In a meeting marked by nuanced discussions on property rights and zoning laws, the Glen Rock Zoning Board addressed a variety of cases involving unique property conditions.
The board grappled with a contentious case involving a homeowner on Harding Road who had expanded his driveway without prior permit approval. The property owner, Joe Ano, sought relief for his driveway encroaching on the property line. He presented a practical justification for the expanded driveway, stating its benefits included improved water runoff, reduced flooding experienced during Hurricane Ida, and providing adequate parking space away from the busy Harding Road. He further claimed that the age of his home and the narrow original driveway constituted property-related hardships.
However, Ano’s lack of proper permits emerged as a point of debate, with the board pointing out that such issues would have been caught earlier if a permit application had been filed. The resolution of Ano’s case was left unresolved, pending further discussion.
The meeting also addressed a potential home expansion case by Tran Lambert, who sought clarity on the definition of hardship in the context of zoning laws. The board advised Lambert to involve an architect in future meetings to outline potential hardships and mitigate the need for variances.
Meanwhile, the debate around the proposed modifications to an existing accessory structure on a single-family property attracted attention. The property owners insisted they had no intention of creating a separate dwelling unit and maintained that the changes they proposed did not infringe upon zoning restrictions. Despite this assurance, the board engaged in robust discussions, drawing upon the lack of detailed building permits from the structure’s establishment in 1943 and potential misuse scenarios.
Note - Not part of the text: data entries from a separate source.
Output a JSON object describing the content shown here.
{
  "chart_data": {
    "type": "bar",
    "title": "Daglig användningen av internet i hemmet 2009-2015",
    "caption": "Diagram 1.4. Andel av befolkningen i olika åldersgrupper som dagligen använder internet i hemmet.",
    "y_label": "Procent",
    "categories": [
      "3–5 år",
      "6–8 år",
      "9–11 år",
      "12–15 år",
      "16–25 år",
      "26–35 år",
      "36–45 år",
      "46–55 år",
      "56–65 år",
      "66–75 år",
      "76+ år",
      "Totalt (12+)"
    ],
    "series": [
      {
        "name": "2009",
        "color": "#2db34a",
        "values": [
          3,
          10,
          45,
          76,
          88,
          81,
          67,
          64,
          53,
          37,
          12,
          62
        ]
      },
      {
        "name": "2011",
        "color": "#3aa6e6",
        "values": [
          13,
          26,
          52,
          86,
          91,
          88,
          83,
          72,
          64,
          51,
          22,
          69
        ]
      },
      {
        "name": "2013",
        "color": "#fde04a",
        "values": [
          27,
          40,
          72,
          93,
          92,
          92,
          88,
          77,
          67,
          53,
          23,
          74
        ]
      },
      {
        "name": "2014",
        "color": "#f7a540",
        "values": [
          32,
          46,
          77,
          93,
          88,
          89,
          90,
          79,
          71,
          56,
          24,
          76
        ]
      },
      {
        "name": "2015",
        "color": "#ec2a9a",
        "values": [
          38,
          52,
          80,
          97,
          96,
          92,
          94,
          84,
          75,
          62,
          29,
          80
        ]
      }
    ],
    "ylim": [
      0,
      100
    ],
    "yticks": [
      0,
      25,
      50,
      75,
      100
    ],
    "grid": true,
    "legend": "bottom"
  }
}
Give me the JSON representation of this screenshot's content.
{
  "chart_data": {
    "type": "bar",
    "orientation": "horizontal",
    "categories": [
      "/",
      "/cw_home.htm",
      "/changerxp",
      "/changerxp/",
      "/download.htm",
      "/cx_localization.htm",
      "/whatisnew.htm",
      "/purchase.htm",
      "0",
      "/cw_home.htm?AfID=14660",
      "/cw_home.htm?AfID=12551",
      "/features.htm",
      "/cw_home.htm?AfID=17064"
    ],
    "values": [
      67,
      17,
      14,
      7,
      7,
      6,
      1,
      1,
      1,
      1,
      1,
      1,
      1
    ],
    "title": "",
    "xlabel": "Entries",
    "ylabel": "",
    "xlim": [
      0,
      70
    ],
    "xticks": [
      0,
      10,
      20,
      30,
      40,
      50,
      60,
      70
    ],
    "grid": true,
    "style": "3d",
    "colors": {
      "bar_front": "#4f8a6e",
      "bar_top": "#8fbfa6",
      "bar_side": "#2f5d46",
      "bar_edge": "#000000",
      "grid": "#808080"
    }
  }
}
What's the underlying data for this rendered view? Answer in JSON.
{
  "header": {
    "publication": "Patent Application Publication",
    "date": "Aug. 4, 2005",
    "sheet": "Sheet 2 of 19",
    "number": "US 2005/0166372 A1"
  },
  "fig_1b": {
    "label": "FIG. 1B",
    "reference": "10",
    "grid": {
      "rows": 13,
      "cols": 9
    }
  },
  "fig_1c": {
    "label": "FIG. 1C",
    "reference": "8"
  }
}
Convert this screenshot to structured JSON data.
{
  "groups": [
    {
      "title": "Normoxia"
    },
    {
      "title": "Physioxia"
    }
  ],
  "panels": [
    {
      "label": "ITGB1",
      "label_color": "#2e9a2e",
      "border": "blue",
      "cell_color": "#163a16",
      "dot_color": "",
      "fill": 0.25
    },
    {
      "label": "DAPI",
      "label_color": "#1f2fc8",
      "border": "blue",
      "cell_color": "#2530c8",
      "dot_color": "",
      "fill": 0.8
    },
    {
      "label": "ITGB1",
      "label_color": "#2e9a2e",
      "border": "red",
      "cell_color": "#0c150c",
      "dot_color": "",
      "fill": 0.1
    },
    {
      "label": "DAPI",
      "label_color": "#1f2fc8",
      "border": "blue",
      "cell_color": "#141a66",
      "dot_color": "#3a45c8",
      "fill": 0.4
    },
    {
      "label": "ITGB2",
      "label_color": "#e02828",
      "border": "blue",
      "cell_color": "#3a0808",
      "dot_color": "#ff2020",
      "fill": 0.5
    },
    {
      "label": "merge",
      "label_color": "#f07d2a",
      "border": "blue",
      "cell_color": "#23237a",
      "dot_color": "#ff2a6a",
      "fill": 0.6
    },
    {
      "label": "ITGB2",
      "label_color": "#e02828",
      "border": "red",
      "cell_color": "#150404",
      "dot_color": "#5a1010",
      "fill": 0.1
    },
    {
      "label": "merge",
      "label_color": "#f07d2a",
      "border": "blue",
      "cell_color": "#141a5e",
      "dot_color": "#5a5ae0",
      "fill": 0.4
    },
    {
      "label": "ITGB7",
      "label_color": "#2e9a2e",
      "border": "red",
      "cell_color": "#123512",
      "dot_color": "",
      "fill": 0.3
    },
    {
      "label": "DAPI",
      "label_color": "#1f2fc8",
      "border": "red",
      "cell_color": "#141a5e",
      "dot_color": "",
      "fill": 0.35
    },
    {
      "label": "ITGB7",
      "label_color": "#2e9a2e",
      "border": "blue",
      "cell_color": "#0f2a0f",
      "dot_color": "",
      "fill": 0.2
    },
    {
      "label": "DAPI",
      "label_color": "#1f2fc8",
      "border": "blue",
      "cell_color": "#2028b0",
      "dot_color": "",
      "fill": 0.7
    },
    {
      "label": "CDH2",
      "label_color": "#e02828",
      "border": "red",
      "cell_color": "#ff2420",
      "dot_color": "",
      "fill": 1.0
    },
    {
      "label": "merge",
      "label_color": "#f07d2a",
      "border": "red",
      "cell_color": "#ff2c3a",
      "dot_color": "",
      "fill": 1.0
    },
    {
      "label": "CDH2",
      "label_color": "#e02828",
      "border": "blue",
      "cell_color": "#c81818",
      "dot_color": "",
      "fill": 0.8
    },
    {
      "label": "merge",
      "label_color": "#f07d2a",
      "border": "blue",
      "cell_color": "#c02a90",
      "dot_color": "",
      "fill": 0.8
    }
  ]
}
In a separate case, the board unanimously approved a permit for renovations to a historic mission-style home on Dous Avenue. The remodeling included a proposed bathroom and kitchenette, the latter term sparking a debate over its precise definition in zoning terms. To mitigate concerns about potential misuse of the space as a separate living unit, a resolution was proposed, prohibiting overnight stays and installation of cooking facilities.